There have been particular moments where I felt that these conversation gained some traction against the slippery vernacular surrounding online social art practices. The conversation I’ve recently been occupied with revolves around what constitutes a community and how these groupings support and nurture each other. Looking back at a conversation I had with the Dump.fm crew, I can see a desire in my peers at wanting to spark conversation about the effectiveness of communities, and to challenge what it means to work within a constant collaborative recursive system. Interestingly enough, creating systems, networks, and locations for artists to rapidly turn over and surf through content has enabled the constant real-time conversation engine that Jon Rafman talks about in our conversation in Second Life. This development of platforms is also what motivates Jason Rohrer and Mez Breeze, who like Ryder Ripps and Scott Ostler authored environments for others to share, play, and experiment. That collective desire to effect, circumvent, and/or question traditional art context was also a driving force for the organizers of the Gli.tc/h conference held in Chicago last October.

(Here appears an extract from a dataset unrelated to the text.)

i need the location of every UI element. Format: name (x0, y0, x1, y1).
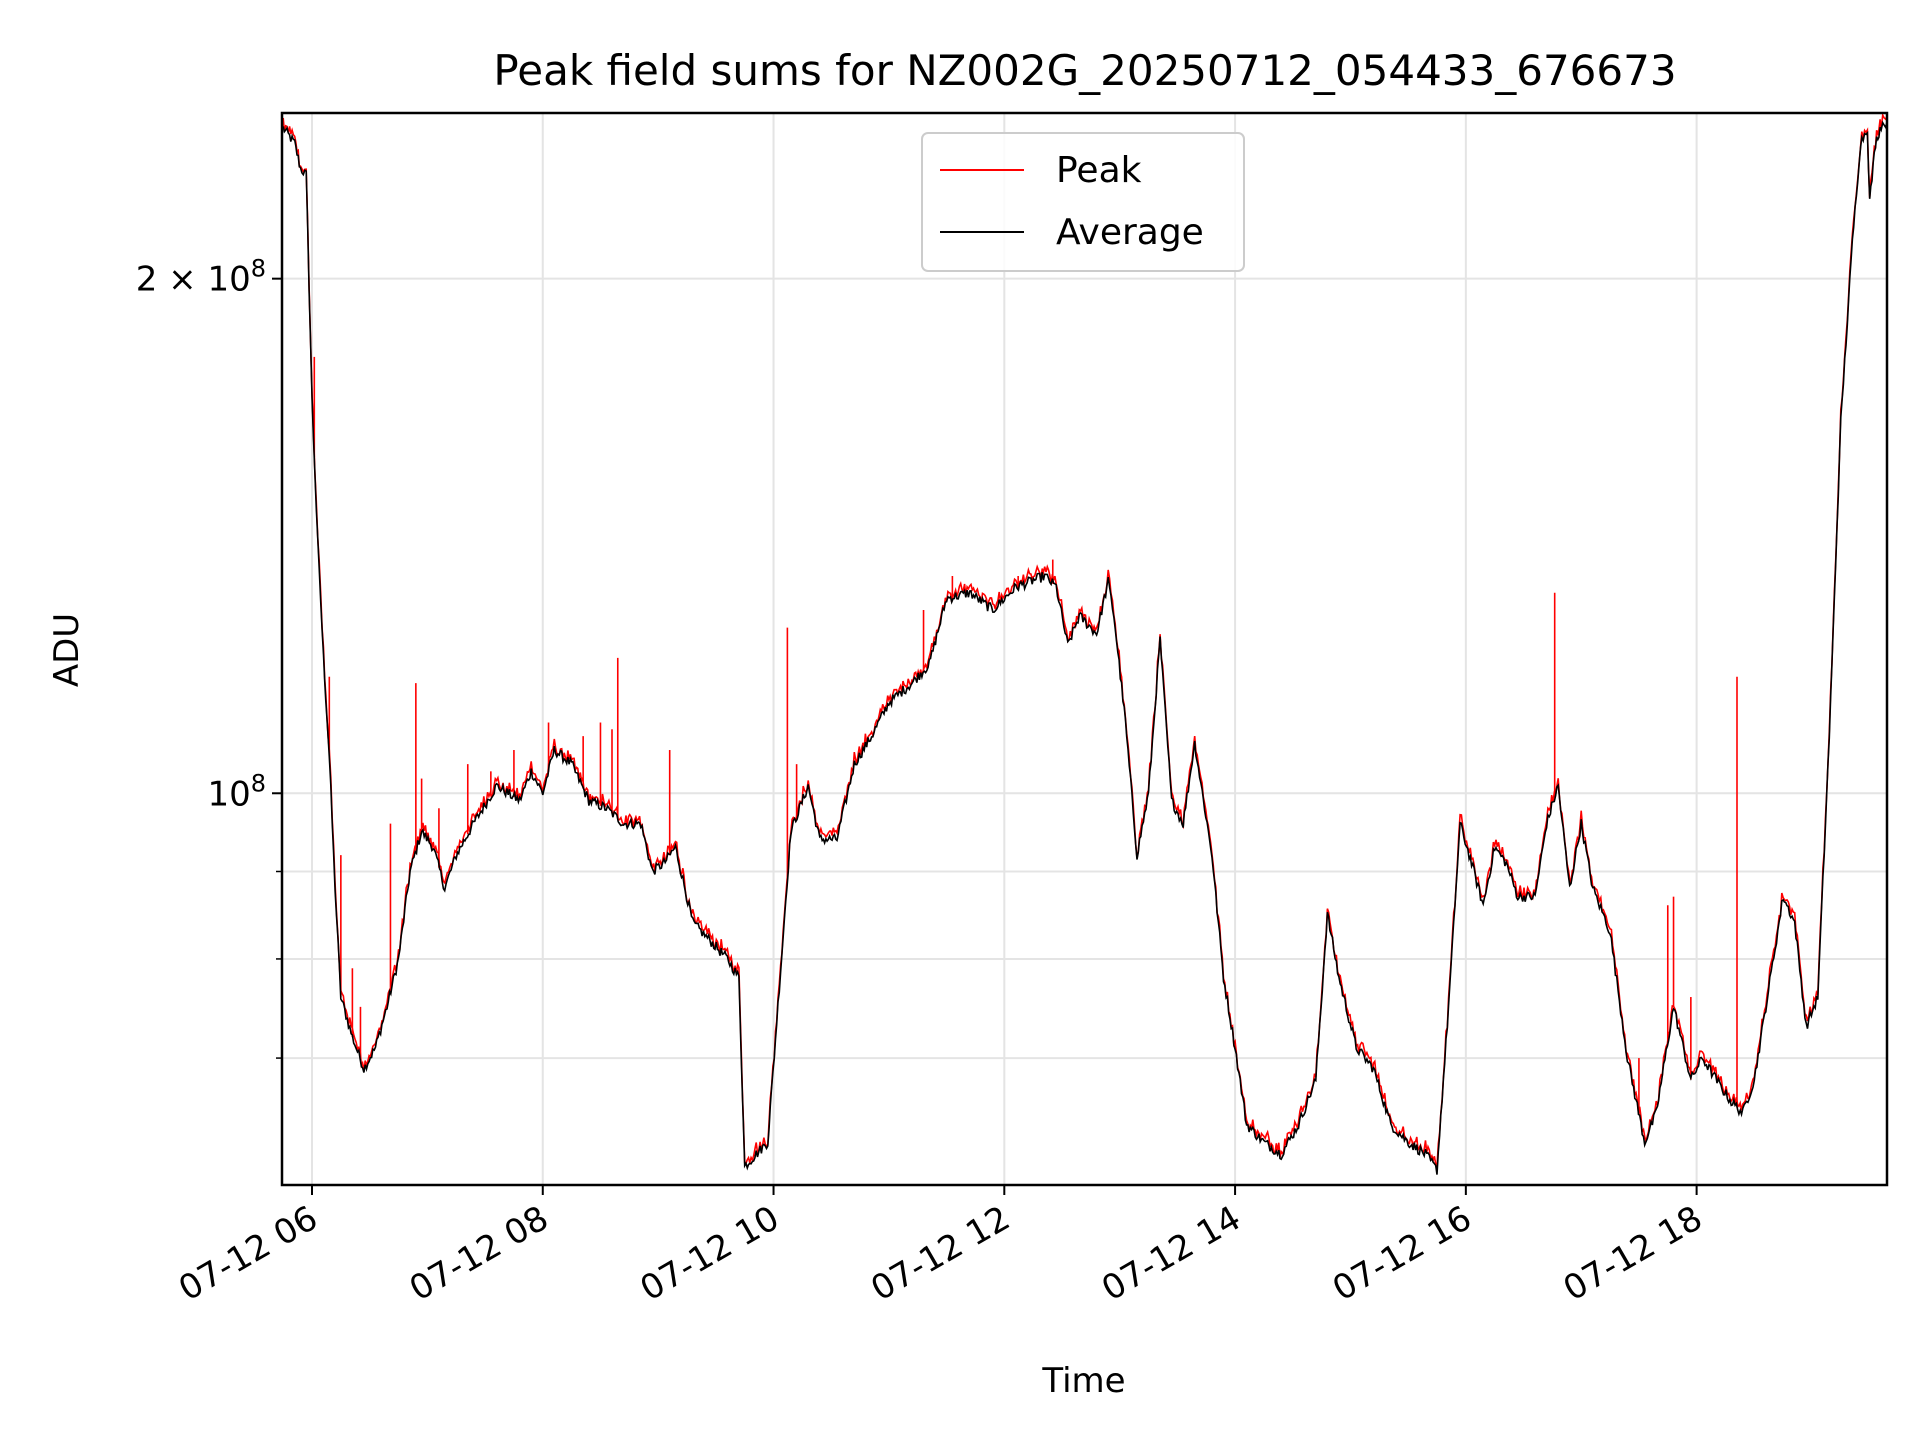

These intersections of motivations to create works and communities is a quality that artists share online precisely as a result of being immersed in a network sensibility. I don’t believe that these similarities can solely be located to these artists “being good at the internet,” and instead think that other influences ought to be considered. More recently I’ve seen how these memes and emerging signifiers can be traced and examined through a lens of media history. Seeing how iterations of early network communities (like BBS’s and list-serv’s of the late 80s and early 90s) influence makers has been a way to highlight common interests and histories (although I think I need to do a better job of making that more clear). One of the benefits of that investigation is to create links between what otherwise would be perceived as very separate practices (like between Dump.FM and Mezangelle for example). The create bridges and segues, albeit through my own specific sense of media history and contemporary art, is based in an effort to accentuate how artists working in similar fields might never consider themselves in close proximity to one another, but in actuality have much in common.

In retrospect, I’m surprised by what now seems like obvious similarities and overlapping interests between the artists featured over the past year. Regardless whether artist are developing unique platforms for exchange or employing preexisting commercial crowd-based content databases both vectors of self-examination are providing critical outlets for an expanded perspective of contemporary digital image-making. To see how these threads naturally surface, reoccur, and go in and out of focus is for me one of the most powerful parts of these conversations.

By being able to reflect in this public way, I acknowledge I’m leaving myself susceptible to criticism for using Bad at Sports as a platform to file personal for semi-diaristic purposes. However, I want to instead highlight the amazing opportunity I have been given, and to emphasize the generosity that this blog has offered me both artistically and academically. I just hope I can faithfully uphold the ethic of sharing and discourse that my work stands for, and that others have graciously offered to me, into all future publications and endeavors.